Si les partis pris architecturaux forts, les portions généreuses et les goûts puissants ont été conservés, la direction artistique, la lisibilité de l’offre et la cohérence globale de l’expérience ont nettement évolué. Un travail approfondi de la carte a été réalisé avec Sudarat Engelhardt, toute première cheffe de la marque, afin de proposer une expérience authentique de street-food thaïlandaise. Le poulet se décline désormais sous trois formes : le Gai Yang (13€), une cuisse marinée à la citronnelle, laquée et grillée ; le Fried chicken (13€) et les Chicken Skewers Satay (13€), des brochettes de poulet mariné au lait de coco, curry et citronnelle. Avec bien sûr des classiques de la cuisine thaïlandaise comme le Tigre qui pleure (16€) ou la Salade de bœuf mariné (7€).
Pour l’ambiance, c’est le studio Imagina créé par Céline Chung qui est à la manœuvre avec une esthétique brute et pop en hommage à l’énergie des rues de Bangkok.
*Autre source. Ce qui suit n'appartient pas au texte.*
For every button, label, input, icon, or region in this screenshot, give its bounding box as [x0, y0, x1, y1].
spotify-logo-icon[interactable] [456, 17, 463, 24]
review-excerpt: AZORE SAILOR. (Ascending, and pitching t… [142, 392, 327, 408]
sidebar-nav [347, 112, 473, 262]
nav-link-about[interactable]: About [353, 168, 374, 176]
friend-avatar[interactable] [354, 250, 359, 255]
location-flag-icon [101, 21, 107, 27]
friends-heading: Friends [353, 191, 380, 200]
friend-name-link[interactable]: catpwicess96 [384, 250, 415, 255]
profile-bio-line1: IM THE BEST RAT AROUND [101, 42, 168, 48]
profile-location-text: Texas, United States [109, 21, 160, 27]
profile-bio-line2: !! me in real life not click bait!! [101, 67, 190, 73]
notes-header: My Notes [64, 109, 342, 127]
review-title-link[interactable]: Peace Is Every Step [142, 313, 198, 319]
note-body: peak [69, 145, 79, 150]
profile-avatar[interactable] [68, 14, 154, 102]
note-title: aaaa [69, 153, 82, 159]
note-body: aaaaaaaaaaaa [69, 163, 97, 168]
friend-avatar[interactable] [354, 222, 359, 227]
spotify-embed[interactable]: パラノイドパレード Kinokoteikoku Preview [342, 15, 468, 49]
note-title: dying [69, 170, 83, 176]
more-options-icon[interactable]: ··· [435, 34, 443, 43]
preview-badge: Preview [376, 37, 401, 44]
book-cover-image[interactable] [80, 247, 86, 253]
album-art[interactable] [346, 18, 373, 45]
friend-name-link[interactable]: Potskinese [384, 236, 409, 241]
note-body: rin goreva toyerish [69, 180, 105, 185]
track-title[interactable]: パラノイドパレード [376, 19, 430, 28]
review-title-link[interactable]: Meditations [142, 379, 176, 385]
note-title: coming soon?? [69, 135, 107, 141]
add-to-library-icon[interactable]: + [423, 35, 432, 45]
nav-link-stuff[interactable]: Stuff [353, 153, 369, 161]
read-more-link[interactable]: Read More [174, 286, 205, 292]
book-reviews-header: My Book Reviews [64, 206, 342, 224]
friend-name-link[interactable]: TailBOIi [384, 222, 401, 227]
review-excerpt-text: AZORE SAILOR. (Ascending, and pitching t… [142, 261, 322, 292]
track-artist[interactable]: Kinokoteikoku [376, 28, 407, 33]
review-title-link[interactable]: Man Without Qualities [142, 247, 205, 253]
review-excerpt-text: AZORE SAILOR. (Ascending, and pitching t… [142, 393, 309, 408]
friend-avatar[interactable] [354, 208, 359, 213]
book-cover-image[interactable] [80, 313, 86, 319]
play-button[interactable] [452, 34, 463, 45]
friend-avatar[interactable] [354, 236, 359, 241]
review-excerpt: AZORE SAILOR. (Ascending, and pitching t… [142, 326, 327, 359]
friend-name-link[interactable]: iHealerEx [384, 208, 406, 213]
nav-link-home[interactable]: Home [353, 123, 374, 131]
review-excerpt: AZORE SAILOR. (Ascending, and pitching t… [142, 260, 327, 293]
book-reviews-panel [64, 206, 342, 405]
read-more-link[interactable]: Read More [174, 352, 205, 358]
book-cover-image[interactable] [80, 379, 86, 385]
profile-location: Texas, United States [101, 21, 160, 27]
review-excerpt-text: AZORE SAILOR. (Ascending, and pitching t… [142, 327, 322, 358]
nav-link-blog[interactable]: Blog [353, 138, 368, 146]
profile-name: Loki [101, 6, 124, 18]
Tôles d’inox ondulées parées de grandes affiches colorées, sol effet béton ciré, carrelage rose et vert, banquettes en skaï rose et bleu fluo, tables et chaises en bois de noyer foncé, assises habillées d’un tissu ikat impriment une authenticité bien dans son temps, véritable marque de fabrique du groupe Asian Club.